At the time, there were only about 4 serious, professional photographers on the coast and there were literally hundreds of couples planning to get married over the next few years.
We cleaned up and it got so crazy that myself and a couple of other photographers were continuously throwing leads at each other that we couldn’t handle due to being fully booked…brilliant!
Inevitably, people cottoned on to this and many more “photographers” came out of the woodwork to join in the fun. Many were not photographers at all and just bought a camera and worked from the boot of their car shooting weddings (badly) for ridiculously low prices.
This diluted the industry and things fizzled out a bit but the savvy photographers kept going, promoting, re-inventing themselves and coming up with new angles to keep the business coming in…again, we will discuss this throughout the course.

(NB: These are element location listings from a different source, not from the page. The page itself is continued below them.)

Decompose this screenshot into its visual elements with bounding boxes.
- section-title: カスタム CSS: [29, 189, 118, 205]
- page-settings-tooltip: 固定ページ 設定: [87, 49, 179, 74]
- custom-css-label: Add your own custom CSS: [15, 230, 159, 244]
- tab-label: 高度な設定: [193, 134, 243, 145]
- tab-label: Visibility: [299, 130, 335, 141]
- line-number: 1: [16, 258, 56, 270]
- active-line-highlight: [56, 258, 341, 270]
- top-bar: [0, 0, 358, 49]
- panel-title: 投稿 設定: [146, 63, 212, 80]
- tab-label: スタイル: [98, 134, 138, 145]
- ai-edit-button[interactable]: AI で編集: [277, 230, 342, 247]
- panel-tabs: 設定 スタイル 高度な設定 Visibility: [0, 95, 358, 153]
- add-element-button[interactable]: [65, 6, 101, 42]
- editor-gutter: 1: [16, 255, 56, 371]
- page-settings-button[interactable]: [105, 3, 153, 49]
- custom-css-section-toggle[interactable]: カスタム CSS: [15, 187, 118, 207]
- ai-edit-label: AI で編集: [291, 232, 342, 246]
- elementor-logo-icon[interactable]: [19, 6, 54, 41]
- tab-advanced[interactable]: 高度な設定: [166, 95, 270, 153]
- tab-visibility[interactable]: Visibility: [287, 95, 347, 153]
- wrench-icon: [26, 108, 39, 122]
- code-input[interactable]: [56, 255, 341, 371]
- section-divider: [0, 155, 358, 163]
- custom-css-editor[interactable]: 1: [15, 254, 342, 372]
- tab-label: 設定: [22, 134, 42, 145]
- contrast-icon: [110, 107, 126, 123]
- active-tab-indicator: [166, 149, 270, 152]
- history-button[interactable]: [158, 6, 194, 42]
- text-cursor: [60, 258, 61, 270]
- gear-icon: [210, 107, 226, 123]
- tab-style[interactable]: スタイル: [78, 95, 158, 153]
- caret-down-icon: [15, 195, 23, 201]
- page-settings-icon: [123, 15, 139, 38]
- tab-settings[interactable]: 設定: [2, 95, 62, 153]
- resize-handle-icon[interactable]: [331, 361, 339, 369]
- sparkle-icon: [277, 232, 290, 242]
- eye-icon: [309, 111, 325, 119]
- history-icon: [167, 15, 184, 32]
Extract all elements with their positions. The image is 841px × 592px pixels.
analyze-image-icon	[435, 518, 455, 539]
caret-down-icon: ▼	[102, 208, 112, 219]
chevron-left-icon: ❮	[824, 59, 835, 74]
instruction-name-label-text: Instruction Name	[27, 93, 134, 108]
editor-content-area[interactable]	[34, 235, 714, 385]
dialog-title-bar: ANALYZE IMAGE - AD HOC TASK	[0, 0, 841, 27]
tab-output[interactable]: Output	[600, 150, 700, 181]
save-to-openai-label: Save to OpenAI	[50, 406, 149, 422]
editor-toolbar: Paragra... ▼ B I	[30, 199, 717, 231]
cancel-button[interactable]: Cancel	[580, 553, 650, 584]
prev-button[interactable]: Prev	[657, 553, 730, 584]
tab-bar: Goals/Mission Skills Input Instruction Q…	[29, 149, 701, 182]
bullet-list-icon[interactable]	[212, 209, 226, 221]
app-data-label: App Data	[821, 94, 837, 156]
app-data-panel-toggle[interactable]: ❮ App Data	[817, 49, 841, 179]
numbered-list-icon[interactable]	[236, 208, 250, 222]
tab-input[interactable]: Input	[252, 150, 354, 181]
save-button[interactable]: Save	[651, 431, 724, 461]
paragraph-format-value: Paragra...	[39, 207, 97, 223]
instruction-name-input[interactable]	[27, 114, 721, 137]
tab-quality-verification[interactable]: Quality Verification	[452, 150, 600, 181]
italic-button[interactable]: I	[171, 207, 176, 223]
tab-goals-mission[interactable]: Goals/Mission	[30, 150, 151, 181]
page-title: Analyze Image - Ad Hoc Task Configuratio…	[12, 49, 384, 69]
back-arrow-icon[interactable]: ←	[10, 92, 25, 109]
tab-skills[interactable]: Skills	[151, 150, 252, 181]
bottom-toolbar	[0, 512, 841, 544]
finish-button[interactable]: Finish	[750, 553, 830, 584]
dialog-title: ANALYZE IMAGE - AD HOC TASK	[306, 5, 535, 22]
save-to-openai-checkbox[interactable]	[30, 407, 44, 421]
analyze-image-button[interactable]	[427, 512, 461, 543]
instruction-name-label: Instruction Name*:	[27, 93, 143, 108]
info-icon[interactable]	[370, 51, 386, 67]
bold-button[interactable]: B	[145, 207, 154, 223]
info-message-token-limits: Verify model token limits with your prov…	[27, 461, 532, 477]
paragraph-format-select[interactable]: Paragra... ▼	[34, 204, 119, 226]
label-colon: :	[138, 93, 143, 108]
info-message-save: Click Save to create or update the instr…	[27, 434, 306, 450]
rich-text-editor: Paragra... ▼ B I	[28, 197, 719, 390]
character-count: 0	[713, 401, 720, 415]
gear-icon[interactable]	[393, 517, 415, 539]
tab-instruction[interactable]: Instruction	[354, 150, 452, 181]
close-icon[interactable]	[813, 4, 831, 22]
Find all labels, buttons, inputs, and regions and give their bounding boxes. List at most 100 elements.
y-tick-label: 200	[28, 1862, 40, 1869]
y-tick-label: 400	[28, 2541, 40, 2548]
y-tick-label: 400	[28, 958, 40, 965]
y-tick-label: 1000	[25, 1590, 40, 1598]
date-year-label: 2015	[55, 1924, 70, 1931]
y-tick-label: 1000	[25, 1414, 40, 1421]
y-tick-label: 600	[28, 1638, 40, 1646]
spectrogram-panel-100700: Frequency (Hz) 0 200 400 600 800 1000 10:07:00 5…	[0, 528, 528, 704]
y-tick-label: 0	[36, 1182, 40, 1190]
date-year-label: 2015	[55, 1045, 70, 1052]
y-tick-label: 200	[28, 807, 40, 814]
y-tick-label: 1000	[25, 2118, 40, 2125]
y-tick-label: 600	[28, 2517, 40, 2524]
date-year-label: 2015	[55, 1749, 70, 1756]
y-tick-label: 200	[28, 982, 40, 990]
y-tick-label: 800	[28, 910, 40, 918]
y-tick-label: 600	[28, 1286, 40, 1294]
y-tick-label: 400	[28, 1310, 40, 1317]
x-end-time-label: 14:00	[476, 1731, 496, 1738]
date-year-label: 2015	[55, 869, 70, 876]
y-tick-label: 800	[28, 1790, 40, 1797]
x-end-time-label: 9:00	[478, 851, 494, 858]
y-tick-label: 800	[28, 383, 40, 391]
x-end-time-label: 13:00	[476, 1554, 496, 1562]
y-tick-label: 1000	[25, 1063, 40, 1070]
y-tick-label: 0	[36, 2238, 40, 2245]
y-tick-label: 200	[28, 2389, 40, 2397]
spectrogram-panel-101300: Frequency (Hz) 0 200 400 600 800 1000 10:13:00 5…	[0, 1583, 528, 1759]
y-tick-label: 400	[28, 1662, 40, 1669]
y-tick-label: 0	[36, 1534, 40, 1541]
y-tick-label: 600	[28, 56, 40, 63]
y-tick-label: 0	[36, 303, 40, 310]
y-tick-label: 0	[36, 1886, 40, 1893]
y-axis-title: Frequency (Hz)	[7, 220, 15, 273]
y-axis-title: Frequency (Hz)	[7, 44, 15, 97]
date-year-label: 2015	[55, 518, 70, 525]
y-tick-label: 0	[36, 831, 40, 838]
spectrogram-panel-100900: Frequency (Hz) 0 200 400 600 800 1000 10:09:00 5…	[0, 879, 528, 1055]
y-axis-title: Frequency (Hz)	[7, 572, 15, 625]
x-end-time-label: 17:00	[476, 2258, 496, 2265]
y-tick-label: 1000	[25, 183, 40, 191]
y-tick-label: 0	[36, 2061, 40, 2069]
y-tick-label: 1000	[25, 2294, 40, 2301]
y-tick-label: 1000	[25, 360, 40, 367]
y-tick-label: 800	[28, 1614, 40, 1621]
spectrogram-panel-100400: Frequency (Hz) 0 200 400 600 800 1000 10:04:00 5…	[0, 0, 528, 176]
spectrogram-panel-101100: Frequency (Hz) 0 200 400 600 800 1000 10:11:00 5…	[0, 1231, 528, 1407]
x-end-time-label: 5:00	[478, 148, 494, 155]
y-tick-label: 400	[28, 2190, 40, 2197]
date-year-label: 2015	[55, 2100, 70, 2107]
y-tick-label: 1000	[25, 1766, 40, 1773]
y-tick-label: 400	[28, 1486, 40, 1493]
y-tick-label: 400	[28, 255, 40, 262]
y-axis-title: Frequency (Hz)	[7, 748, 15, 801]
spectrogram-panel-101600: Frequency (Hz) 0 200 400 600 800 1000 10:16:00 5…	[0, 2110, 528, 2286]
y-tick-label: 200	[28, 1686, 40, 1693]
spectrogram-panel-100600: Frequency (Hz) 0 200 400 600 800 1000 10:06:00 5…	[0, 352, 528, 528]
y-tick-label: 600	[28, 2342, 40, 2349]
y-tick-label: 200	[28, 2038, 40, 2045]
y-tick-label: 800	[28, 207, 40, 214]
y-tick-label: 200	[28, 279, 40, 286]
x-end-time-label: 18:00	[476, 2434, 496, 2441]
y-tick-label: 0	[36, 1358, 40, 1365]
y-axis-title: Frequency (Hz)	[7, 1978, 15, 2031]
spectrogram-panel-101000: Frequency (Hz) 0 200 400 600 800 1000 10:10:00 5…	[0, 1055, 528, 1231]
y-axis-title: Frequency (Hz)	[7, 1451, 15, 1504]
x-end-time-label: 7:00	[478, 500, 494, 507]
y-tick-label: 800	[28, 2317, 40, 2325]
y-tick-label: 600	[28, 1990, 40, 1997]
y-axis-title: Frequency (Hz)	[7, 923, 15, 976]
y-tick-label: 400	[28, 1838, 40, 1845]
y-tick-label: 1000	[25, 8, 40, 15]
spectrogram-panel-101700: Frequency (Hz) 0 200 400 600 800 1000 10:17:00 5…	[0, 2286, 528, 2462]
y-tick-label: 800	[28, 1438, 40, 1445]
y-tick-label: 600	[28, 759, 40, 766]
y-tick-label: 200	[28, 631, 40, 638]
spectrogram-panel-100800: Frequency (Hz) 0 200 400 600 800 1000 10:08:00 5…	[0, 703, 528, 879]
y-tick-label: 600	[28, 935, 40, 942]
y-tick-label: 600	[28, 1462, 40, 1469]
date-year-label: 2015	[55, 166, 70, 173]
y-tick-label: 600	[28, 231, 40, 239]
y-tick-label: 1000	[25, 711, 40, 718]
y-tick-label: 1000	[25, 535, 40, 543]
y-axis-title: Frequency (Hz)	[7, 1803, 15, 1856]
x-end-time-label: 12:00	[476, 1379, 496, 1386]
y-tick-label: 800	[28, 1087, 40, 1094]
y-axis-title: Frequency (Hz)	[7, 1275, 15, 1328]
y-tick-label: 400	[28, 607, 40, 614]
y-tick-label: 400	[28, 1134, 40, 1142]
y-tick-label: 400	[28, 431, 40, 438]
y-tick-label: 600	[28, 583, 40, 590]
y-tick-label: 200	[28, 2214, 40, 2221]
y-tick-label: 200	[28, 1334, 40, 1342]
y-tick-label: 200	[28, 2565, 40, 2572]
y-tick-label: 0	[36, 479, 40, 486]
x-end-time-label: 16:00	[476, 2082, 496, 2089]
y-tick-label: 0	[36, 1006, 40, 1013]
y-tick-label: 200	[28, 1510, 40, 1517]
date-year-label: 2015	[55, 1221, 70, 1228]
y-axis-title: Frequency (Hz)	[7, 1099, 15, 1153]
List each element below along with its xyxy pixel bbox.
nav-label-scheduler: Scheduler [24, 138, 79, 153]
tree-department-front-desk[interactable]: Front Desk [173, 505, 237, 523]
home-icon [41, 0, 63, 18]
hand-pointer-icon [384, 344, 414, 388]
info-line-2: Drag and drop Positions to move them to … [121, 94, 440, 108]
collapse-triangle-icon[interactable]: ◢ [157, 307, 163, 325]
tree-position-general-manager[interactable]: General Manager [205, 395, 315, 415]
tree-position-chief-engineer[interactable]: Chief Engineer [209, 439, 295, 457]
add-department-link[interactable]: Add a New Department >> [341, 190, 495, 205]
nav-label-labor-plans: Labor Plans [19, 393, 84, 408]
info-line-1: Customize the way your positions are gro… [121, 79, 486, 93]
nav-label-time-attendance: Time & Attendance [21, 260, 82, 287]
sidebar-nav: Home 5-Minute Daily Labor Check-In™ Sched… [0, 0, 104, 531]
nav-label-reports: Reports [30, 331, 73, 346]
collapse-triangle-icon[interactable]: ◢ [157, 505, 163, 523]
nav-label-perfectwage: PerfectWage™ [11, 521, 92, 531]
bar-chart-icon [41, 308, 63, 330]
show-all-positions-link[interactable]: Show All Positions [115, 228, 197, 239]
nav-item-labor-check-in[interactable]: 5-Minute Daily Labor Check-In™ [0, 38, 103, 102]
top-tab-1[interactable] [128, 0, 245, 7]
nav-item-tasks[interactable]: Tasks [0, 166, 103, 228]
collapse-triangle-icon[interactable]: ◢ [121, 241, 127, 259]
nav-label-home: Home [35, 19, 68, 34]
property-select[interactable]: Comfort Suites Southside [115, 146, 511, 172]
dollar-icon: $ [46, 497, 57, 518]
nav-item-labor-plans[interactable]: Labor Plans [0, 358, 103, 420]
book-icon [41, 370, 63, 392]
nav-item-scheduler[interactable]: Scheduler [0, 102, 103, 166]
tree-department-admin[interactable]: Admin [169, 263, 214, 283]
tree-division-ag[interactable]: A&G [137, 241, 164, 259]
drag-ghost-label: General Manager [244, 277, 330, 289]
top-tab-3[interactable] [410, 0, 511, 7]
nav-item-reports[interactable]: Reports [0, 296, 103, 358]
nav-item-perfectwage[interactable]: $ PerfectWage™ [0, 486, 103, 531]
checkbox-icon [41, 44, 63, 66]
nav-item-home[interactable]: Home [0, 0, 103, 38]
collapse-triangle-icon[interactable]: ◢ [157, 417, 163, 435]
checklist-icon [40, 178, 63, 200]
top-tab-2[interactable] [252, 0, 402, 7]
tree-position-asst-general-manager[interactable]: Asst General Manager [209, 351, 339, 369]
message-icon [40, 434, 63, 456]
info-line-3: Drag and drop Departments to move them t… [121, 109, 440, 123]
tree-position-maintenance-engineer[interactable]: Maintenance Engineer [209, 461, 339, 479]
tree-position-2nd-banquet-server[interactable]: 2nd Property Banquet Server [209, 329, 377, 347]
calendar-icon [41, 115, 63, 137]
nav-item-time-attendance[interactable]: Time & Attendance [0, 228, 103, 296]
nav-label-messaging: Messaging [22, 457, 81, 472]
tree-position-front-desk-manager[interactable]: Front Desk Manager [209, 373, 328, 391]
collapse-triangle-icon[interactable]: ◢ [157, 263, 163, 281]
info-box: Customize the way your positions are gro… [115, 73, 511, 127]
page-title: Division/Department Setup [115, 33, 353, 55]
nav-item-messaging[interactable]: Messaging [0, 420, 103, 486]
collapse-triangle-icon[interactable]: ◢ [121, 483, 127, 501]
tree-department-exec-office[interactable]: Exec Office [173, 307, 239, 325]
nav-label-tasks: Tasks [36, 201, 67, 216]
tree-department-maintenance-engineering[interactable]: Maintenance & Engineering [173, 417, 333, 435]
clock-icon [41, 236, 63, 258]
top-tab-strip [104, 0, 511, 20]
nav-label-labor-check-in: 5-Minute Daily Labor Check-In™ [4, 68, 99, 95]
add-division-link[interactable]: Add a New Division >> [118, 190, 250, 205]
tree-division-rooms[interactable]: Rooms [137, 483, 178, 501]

All things comes to an end however, and as the property crash “sunk in” and the worldwide recession grew, people stopped getting married abroad quite as much and that is when we moved back to the UK to raise and school the kids. Even during hard times, I know of photographers thriving in Spain still…diversification is the key!
You need to continuously watch the market, follow trends and always be aware of what is happening around you because if you don’t, you will be left behind. Any opportunities that rear their head, grab them and work at it.
Whatever happens with the economy, good or bad, there are cherries to be picked and opportunities to make money if you just look hard enough and put your savvy business head on.
As a wise man called Jim Rohn once said, “Your income is related to your philosophy, NOT the economy. Don’t wait for the economy to change, change your philosophy”.
I have spent the past 10 years learning about marketing both on and offline and feel I am fairly qualified to help others…I just hope that comes through in the following pages.
I have learned a lot over the years and I hope that I can teach and motivate you enough to get you started on whatever route you wish to take and of course, if I can help in any way…well, that is why I wrote this book and built websites like All Things Photography.
Disclaimer: This book/section contains ideas, advice and facts about many aspects of running a photography business. Some come from working professionals, some come from governing bodies, some come from my own experiences and others from research.
Please use the advice at your own risk, use your own due diligence and if in any doubt when planning different stages of running your business, please seek professional and/or legal advice.
There are many topics covered in this book and for most sections, we cover just the basics which should be enough to get you started as each subject could be a separate book in its own right if we went into greater detail.
This is not just a section about how to make a quick buck in photography (although we do cover that). It is more about building the entire structure around running a successful business of any sort, but focussed on photography, and covers all facets of everyday life and how you can change to make it better.